Many of them stress the intangible benefits of charting your own future — the sense of autonomy and liberation, the ability to craft a path that’s truly right for you, etc. Those are often compelling arguments.
But some folks are more the practical type. Inspirational speeches and rah-rah cheerleading leave them cold. Freedom is all well and good, they reply, but, you know, I still have to feed my family and pay my mortgage.
Luckily, the case for quitting your unfulfilling job isn’t all self-actualization and the possibility of a large but far from guaranteed economic upside. There are practical dollars-and-cents reasons that setting out on your own makes more sense for more people these days than ever before (though don’t get carried away — no one is saying that everyone, no matter their situation, responsibilities, or skills should hand in their resignation tomorrow).
In the course of listing all the many reasons that 2017 should finally be the year you take the leap, outspoken blogger James Altucher rounded up three of them. In the Medium post he runs through all the more gauzy arguments for self employment — you’ll learn more, be happier, etc. — but he also digs up some pretty compelling economic reasons why there’s never been a better time to be self-employed. Here they are in brief:
1. Salaries are disappearing
“Average income for people ages 18-35 has gone from $36,000 to $33,000 since 1992. This is not political There was a Democrat, a Republican, a Democrat, and now a Republican. This trend is not going away,” Altucher points out. In other words, most of America is just growing slowly poorer by working away at their stable, full-time job.
2. 94 percent of all new jobs created in the past ten years are part-time or freelance
“Every time someone writes a line of software, a job is lost,” Altucher writes. “Robin Chase, founder of Zipcar, told me, ‘When self-driving cars are everywhere, 90 percent of the auto industry will disappear.’ With 90 percent of the auto industry gone, the car insurance industry will disappear. The oil industry will turn upside down. The real estate industry will change. And so on.”
And the auto industry is far from the only sector affected by the relentless forward march of AI. (Terrified of this reality?

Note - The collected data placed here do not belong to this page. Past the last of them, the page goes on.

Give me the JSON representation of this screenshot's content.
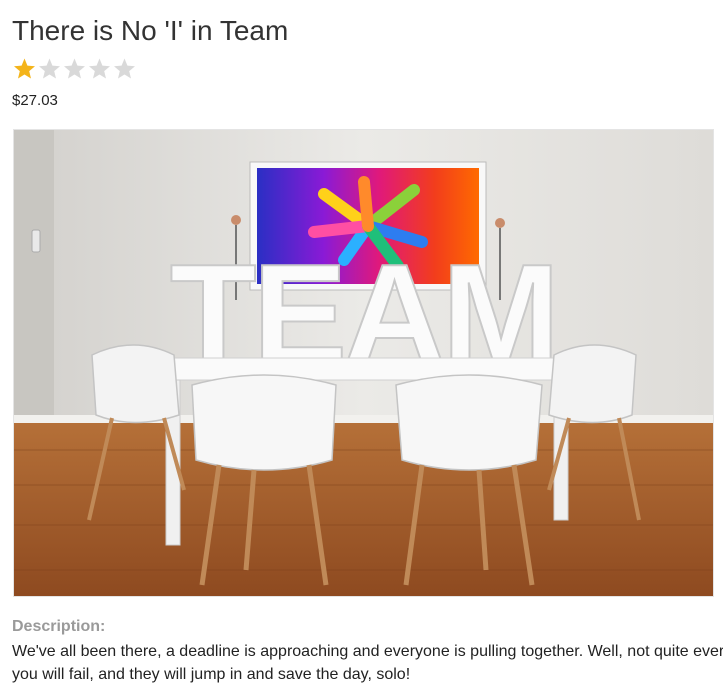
{
  "product": {
    "title": "There is No 'I' in Team",
    "rating": 1,
    "rating_max": 5,
    "price": "$27.03",
    "image": {
      "icon": "team-conference-room-image",
      "overlay_text": "TEAM"
    },
    "description_label": "Description:",
    "description_text": "We've all been there, a deadline is approaching and everyone is pulling together. Well, not quite ever\nyou will fail, and they will jump in and save the day, solo!"
  },
  "colors": {
    "star_filled": "#f4b41a",
    "star_empty": "#d9d9d9",
    "label_gray": "#9a9a9a"
  }
}
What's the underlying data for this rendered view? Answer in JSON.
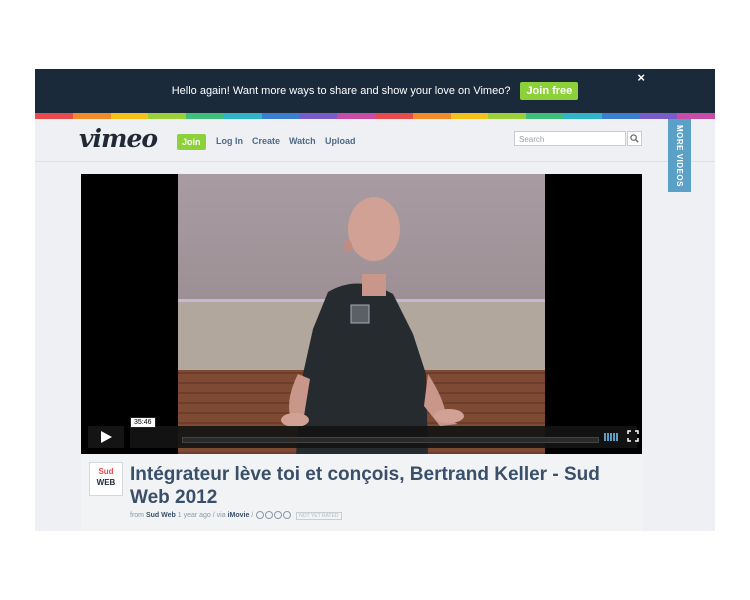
{
  "banner": {
    "message": "Hello again! Want more ways to share and show your love on Vimeo?",
    "cta_label": "Join free",
    "close_glyph": "×",
    "stripe_colors": [
      "#e84b4b",
      "#f28b2a",
      "#f6c21a",
      "#9ccf3a",
      "#3fbf7a",
      "#2fb4c8",
      "#3b7fd1",
      "#7a5cc9",
      "#c84ba7",
      "#e84b4b",
      "#f28b2a",
      "#f6c21a",
      "#9ccf3a",
      "#3fbf7a",
      "#2fb4c8",
      "#3b7fd1",
      "#7a5cc9",
      "#c84ba7"
    ]
  },
  "header": {
    "logo_text": "vimeo",
    "nav": {
      "join": "Join",
      "login": "Log In",
      "create": "Create",
      "watch": "Watch",
      "upload": "Upload"
    },
    "search_placeholder": "Search"
  },
  "more_videos_label": "MORE VIDEOS",
  "player": {
    "duration": "35:46",
    "play_icon": "play-icon",
    "fullscreen_icon": "fullscreen-icon",
    "volume_icon": "volume-icon",
    "progress_fraction": 0
  },
  "video": {
    "title": "Intégrateur lève toi et conçois, Bertrand Keller - Sud Web 2012",
    "from_label": "from",
    "channel": "Sud Web",
    "age": "1 year ago",
    "via_label": "/ via",
    "via_app": "iMovie",
    "rating": "NOT YET RATED",
    "channel_logo": {
      "line1": "Sud",
      "line2": "WEB"
    }
  },
  "colors": {
    "banner_bg": "#1b2a3b",
    "accent_green": "#8dd13a",
    "more_videos_bg": "#5ba1c7",
    "title_color": "#3a4f69"
  }
}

Experts suggest you focus on developing these skills, and get your kids to do the same.)
3. Productivity is for robots
“Amazon is building a new store: when you walk in, your phone beeps. When you pick up a book and put it in your basket, your phone notices. When you walk out of the store, your phone logs into your account in Amazon and buys the books in your basket. That’s every store. And then maybe every restaurant. Where will the cashiers go?” frets Altucher (and just about every economist and political thinker pondering the future of work.)
The hard truth is that no one knows the answer to this question (though plenty of people have ideas about how to handle the transition).
Being an entrepreneur won’t completely insulate you from the stormy economic transition we’re just beginning to undergo, of course, but the rocky weather to come does shift the risk-reward equation. Waiting it out in a “stable” job just isn’t safe anymore, making entrepreneurship far less risky in comparison.